Les amours d’Astrée et de Céladon

J’étais très curieuse de voir cette rareté : l’adaptation d’un roman très célèbre (un modèle de galanterie) mais jamais lu, la faute à ses milliers de pages et à ses vingt ans d’écriture, à ses multiples histoires secondaires, bref : à ses longueurs. Et, qui plus est, par un cinéaste, Eric Rohmer, qui ne risquait pas de nous imposer une fastueuse reconstitution en images de synthèse des fastes du Ve siècle druidique.
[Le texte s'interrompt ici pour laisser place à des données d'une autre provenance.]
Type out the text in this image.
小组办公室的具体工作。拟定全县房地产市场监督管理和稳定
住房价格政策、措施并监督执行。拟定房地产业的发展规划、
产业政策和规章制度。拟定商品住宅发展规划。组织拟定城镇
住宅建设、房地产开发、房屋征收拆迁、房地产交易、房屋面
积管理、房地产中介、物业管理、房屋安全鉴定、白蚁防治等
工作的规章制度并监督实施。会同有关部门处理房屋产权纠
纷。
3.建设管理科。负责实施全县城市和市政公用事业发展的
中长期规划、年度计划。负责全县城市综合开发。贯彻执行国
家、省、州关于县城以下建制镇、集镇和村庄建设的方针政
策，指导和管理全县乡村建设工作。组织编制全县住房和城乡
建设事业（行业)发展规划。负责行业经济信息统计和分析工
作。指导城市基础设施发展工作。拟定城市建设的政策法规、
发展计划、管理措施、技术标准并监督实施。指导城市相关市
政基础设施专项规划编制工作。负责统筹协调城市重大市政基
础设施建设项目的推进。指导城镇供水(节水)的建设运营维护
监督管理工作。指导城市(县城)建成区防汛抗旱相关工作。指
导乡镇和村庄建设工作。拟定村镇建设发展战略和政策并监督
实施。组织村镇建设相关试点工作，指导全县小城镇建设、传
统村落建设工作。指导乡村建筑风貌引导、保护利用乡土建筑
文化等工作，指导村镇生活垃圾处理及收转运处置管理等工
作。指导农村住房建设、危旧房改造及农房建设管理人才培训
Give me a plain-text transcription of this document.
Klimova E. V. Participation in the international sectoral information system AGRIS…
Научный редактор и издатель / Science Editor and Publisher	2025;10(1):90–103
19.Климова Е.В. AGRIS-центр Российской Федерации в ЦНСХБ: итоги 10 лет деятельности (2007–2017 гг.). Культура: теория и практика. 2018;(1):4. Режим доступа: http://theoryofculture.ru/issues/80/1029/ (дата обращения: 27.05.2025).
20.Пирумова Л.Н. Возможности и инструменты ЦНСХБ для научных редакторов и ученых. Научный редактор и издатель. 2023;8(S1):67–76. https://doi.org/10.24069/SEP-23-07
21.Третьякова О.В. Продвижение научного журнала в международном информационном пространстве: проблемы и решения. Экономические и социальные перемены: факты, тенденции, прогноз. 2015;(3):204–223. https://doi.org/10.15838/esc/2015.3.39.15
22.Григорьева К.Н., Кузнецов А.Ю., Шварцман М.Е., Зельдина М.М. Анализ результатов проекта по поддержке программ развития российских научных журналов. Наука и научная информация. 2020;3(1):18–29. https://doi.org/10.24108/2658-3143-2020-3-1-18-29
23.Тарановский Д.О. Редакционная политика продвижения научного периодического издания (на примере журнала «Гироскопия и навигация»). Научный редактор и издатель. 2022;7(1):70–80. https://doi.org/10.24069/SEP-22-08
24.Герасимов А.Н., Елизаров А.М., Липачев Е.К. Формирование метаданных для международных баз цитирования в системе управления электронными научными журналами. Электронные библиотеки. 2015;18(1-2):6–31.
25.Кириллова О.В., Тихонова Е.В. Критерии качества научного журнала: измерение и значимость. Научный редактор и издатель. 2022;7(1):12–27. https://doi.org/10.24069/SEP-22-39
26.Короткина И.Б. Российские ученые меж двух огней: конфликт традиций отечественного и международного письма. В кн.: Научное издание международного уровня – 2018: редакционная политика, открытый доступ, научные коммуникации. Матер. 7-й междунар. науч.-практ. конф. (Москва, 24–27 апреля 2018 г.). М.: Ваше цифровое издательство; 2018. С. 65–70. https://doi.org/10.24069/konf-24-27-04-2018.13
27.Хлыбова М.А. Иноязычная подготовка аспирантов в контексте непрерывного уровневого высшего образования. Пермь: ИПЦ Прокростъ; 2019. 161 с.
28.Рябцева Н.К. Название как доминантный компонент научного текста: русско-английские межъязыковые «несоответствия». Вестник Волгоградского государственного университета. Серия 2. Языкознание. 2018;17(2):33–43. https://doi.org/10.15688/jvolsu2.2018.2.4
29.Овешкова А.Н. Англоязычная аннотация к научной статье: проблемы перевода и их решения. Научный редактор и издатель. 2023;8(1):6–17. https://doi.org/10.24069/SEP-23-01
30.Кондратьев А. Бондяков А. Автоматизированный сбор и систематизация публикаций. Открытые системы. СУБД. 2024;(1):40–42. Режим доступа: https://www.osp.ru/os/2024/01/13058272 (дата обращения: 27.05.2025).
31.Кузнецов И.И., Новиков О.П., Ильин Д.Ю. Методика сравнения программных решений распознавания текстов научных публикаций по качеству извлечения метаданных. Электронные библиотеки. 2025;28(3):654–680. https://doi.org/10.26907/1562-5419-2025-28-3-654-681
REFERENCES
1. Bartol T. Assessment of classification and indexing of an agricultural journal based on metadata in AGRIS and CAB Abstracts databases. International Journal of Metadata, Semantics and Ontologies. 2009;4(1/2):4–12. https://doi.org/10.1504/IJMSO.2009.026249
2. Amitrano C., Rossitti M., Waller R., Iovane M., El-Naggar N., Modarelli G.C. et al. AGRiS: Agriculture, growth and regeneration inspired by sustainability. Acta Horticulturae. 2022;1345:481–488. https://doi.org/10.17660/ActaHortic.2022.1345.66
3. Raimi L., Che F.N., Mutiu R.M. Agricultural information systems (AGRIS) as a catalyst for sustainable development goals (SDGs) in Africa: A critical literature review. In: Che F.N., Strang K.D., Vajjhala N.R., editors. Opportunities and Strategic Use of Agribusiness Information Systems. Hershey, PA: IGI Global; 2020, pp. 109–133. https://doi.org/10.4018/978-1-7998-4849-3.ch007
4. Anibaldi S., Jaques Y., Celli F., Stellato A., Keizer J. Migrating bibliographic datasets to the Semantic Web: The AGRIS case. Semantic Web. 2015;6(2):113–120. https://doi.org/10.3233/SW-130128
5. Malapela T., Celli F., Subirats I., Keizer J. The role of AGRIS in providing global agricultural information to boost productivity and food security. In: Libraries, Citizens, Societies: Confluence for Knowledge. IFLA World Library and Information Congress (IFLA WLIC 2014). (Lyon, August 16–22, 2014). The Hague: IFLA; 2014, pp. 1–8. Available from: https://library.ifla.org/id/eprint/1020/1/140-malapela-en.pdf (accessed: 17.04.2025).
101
Il faut accepter d’entrée de pénétrer dans un univers extrêmement artificiel : l’action se passe donc au Ve siècle, au temps des druides et des Gaulois, mais ce petit monde qui résiste à l’envahisseur romain porte des prénoms de roman grec (Lycidas, Phyllis) et possède dans ses sanctuaires des statues bien connues comme l’Hercule Farnèse par exemple. Les personnages sont affublés de tenues étranges pour les garçons (de grandes robes portées avec une ceinture) et de jolies robes transparentes associées à des tuniques de couleur tendre, taille empire, très « duchesse de langeais » et très jolies d’ailleurs (comme le soulignait Patoumi). Pour couronner le tout, ils parlent la langue du XVIIe siècle, on se croirait en plein tournage d’une adaptation télé de Racine. Tous ces gens sont censés être bergers, mais on les voit fort peu avec leurs bêtes, comme dans toute la littérature pastorale, et ils ne cessent de disserter sur l’amour ; le frère de Céladon vante, en jetant des regards amoureux à sa belle brune, la fidélité amoureuse, avec des arguments platoniciens, tandis qu’un barde, avec des yeux qui roulent et en s’entourant de deux belles filles, lui répond que l’amour terrestre vaut tout autant et qu’il peut être goûté auprès de plusieurs belles. Parfois aussi on analyse des œuvres d’art, comme un tableau du jugement de Pâris (lequel semble dater de la Renaissance). On y conserve précieusement le portrait de la bien-aimée, comme dans la Princesse de Clèves. Comme le duc de Nemours d’ailleurs, Céladon surprend sa bergère endormie lascivement dans la forêt, et il ne peut assez rassasier ses yeux de cette vision (il voudrait être Argus).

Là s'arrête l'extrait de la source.